La mia valigia scolastica

Anche la valigia di un insegnante si chiude, come succede alla fine di ogni viaggio. Si parte con un bagaglio leggero e si ritorna con ricordi raccolti lungo il percorso, oggetti e foto che possano portare sempre a momenti di gioia, anche quando il viaggio sembra ormai un lontano ricordo. La mia valigia è ancora aperta, in attesa di essere riempita delle ultime cose, ultimi attimi di un anno , il più difficile. Non riesco a richiuderla. La guardo e sono tentata. Mi dico che è finita, ma c’è qualcosa che m’impedisce di pensarlo realmente. Sarà che a sancire la fine c’è sempre un evento, un’ultima campanella, un canto, un saluto, un abbraccio, una lacrima, un sorriso, un addio. La fine di un percorso è segnato da riti che adesso più che mai, mi appaiono indispensabili, necessari, per chiudere un cerchio, per definire quello che è stato, per dare un senso al viaggio. L’ultima campanella non è ancora suonata. . La scuola sembra rimasta alla fase zero. E così, anche il mio percorso di docente sembra rimasto fermo, incompiuto, senza fine.

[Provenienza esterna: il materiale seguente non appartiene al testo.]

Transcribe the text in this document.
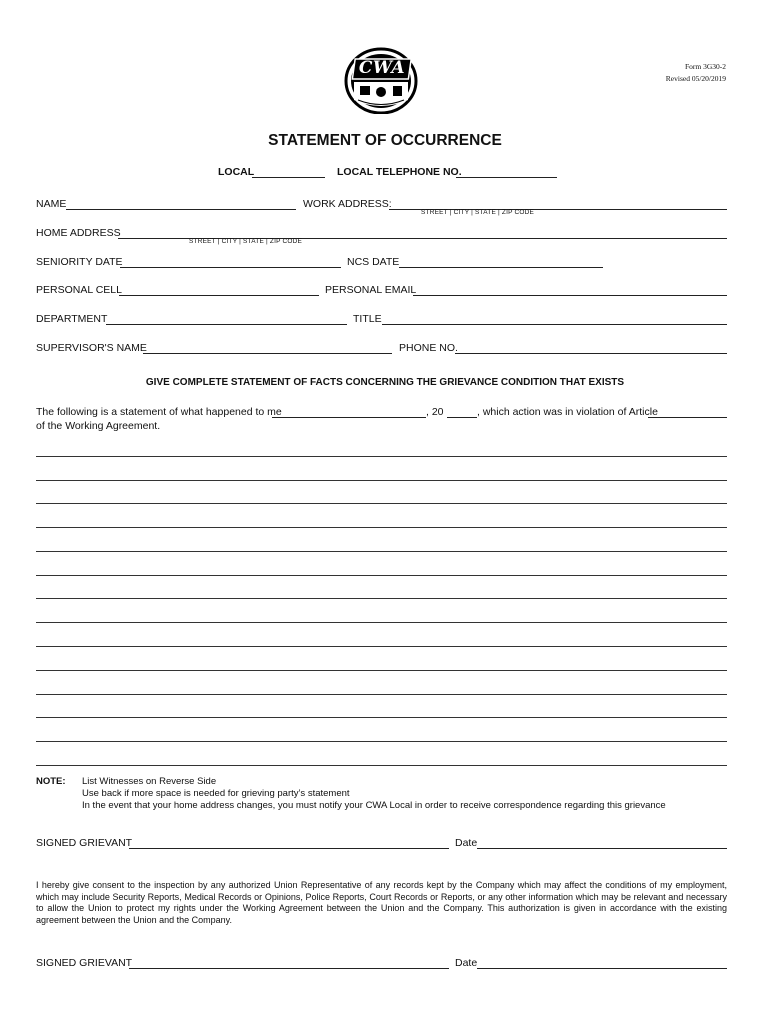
CWA	Form 3G30-2
Revised 05/20/2019
STATEMENT OF OCCURRENCE
LOCAL	LOCAL TELEPHONE NO.
NAME	WORK ADDRESS:
STREET | CITY | STATE | ZIP CODE
HOME ADDRESS
STREET | CITY | STATE | ZIP CODE
SENIORITY DATE	NCS DATE
PERSONAL CELL	PERSONAL EMAIL
DEPARTMENT	TITLE
SUPERVISOR'S NAME	PHONE NO.
GIVE COMPLETE STATEMENT OF FACTS CONCERNING THE GRIEVANCE CONDITION THAT EXISTS
The following is a statement of what happened to me	, 20	, which action was in violation of Article
of the Working Agreement.
NOTE: List Witnesses on Reverse Side
Use back if more space is needed for grieving party’s statement
In the event that your home address changes, you must notify your CWA Local in order to receive correspondence regarding this grievance
SIGNED GRIEVANT	Date
I hereby give consent to the inspection by any authorized Union Representative of any records kept by the Company which may affect the conditions of my employment, which may include Security Reports, Medical Records or Opinions, Police Reports, Court Records or Reports, or any other information which may be relevant and necessary to allow the Union to protect my rights under the Working Agreement between the Union and the Company. This authorization is given in accordance with the existing agreement between the Union and the Company.
SIGNED GRIEVANT	Date
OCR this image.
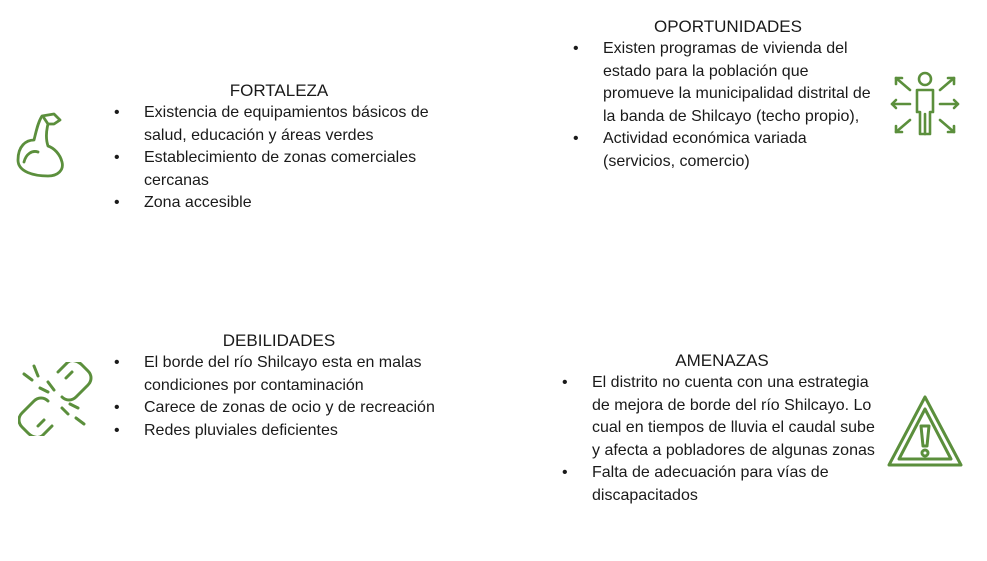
FORTALEZA
• Existencia de equipamientos básicos de salud, educación y áreas verdes
• Establecimiento de zonas comerciales cercanas
• Zona accesible
OPORTUNIDADES
• Existen programas de vivienda del estado para la población que promueve la municipalidad distrital de la banda de Shilcayo (techo propio),
• Actividad económica variada (servicios, comercio)
DEBILIDADES
• El borde del río Shilcayo esta en malas condiciones por contaminación
• Carece de zonas de ocio y de recreación
• Redes pluviales deficientes
AMENAZAS
• El distrito no cuenta con una estrategia de mejora de borde del río Shilcayo. Lo cual en tiempos de lluvia el caudal sube y afecta a pobladores de algunas zonas
• Falta de adecuación para vías de discapacitados
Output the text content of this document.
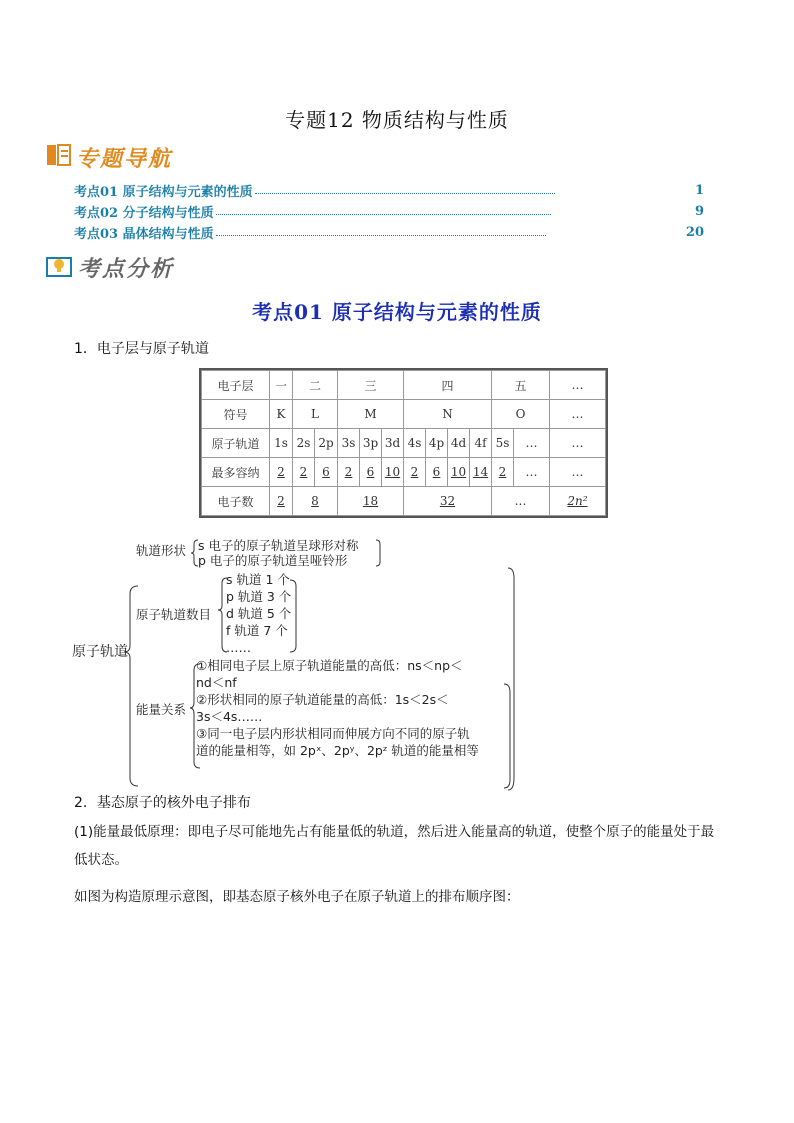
专题12 物质结构与性质
专题导航
考点01 原子结构与元素的性质	1
考点02 分子结构与性质	9
考点03 晶体结构与性质	20
考点分析
考点01 原子结构与元素的性质
1．电子层与原子轨道
电子层	一	二		三			四				五		…
符号	K	L		M			N				O		…
原子轨道	1s	2s	2p	3s	3p	3d	4s	4p	4d	4f	5s	…	…
最多容纳	2	2	6	2	6	10	2	6	10	14	2	…	…
电子数	2	8		18			32				…		2n²
轨道形状 s 电子的原子轨道呈球形对称
p 电子的原子轨道呈哑铃形
原子轨道
原子轨道数目
s 轨道 1 个
p 轨道 3 个
d 轨道 5 个
f 轨道 7 个
……
能量关系
①相同电子层上原子轨道能量的高低：ns＜np＜
nd＜nf
②形状相同的原子轨道能量的高低：1s＜2s＜
3s＜4s……
③同一电子层内形状相同而伸展方向不同的原子轨
道的能量相等，如 2pˣ、2pʸ、2pᶻ 轨道的能量相等
2．基态原子的核外电子排布
(1)能量最低原理：即电子尽可能地先占有能量低的轨道，然后进入能量高的轨道，使整个原子的能量处于最低状态。
如图为构造原理示意图，即基态原子核外电子在原子轨道上的排布顺序图：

Sono abituata a pensare attraverso le voci dei bambini, a programmare e riprogrammare la giornata lavorativa più volte, perché la rotta la conosco, ma viene rivista continuamente a fronte dell’imprevedibilità del contesto in cui opero. Sono andata avanti, per tenere in mano il filo, per non svuotare la valigia dei ricordi, fatta di pezzetti di un puzzle che va a ricostruire un percorso di formazione unico per ciascuno. Mi guardo intorno e penso che si, davvero la scuola non è perfetta. Mi guardo intorno e non mi sono mai sentita più sola, incompleta e incompiuta, come quest’anno scolastico. Perché la scuola è prossimità, non distanza. La scuola è incontro. Mi chiedo adesso, cosa diventerà, invece. Posso provare a trovare opportunità di cambiamento, la riflessione e la rimodulazione del percorso . Questa può essere davvero un’occasione per reinventare la progettazione didattica, per pensare ad approfondire le relazioni, perché è su questo che dovrebbe rinascere una scuola nuova, che diventi la priorità indispensabile di un paese, della società tutta. Abbiamo la possibilità di riflettere profondamente sul ruolo che ricoprono gli educatori e le educatrici, sul compito che la formazione deve avere nella vita di ogni studente, a partire dall’ ’affettività. Non c’è crescita senza scambio affettivo, non c’è educazione senza emozioni, non c’è scuola senza le persone che la animano e la realizzano in ogni gesto, in ogni momento, anche al di fuori delle mura di un’istituzione.
Portare fino alla fine quella valigia e riempirla, come sempre, di sensazioni, oltre che di competenze. Cosa porto? Cosa voglio dimenticare? Nella valigia c’è l’inizio, la sensazione di speranza e di fiducia, gli errori e le prove. Porto il senso di appartenenza, alla comunità scolastica, alla classe, agli alunni . Ci apparteniamo perché viaggiamo insieme verso gli stessi traguardi e nessuno è solo, nessuno viene dimenticato. Porto il senso di gratitudine per quello che ho potuto vivere ogni giorno, e vivrò fino alla fine di questo anno.  E però, rimane aperta, la mia valigia, non riesco a chiuderla. La scuola per me è quasi finita ed io non lo so. La scuola stessa non lo sa, rimane con le pareti piene di disegni, i portapenne colmi, i cartelloni colorati , i banchi in ordine sparso. La scuola è per me finita, ne ricomincerà un’altra, in cui non ci sarò. Allora, forse, la mia valigia, riuscirò a chiuderla a settembre. Proprio al contrario, proprio quando si ricomincia, proprio quando dovrebbe essere vuota. Io non ricomincerò con questa valigia mezza piena, ricomincerò quando non sarò dietro la mia cattedra.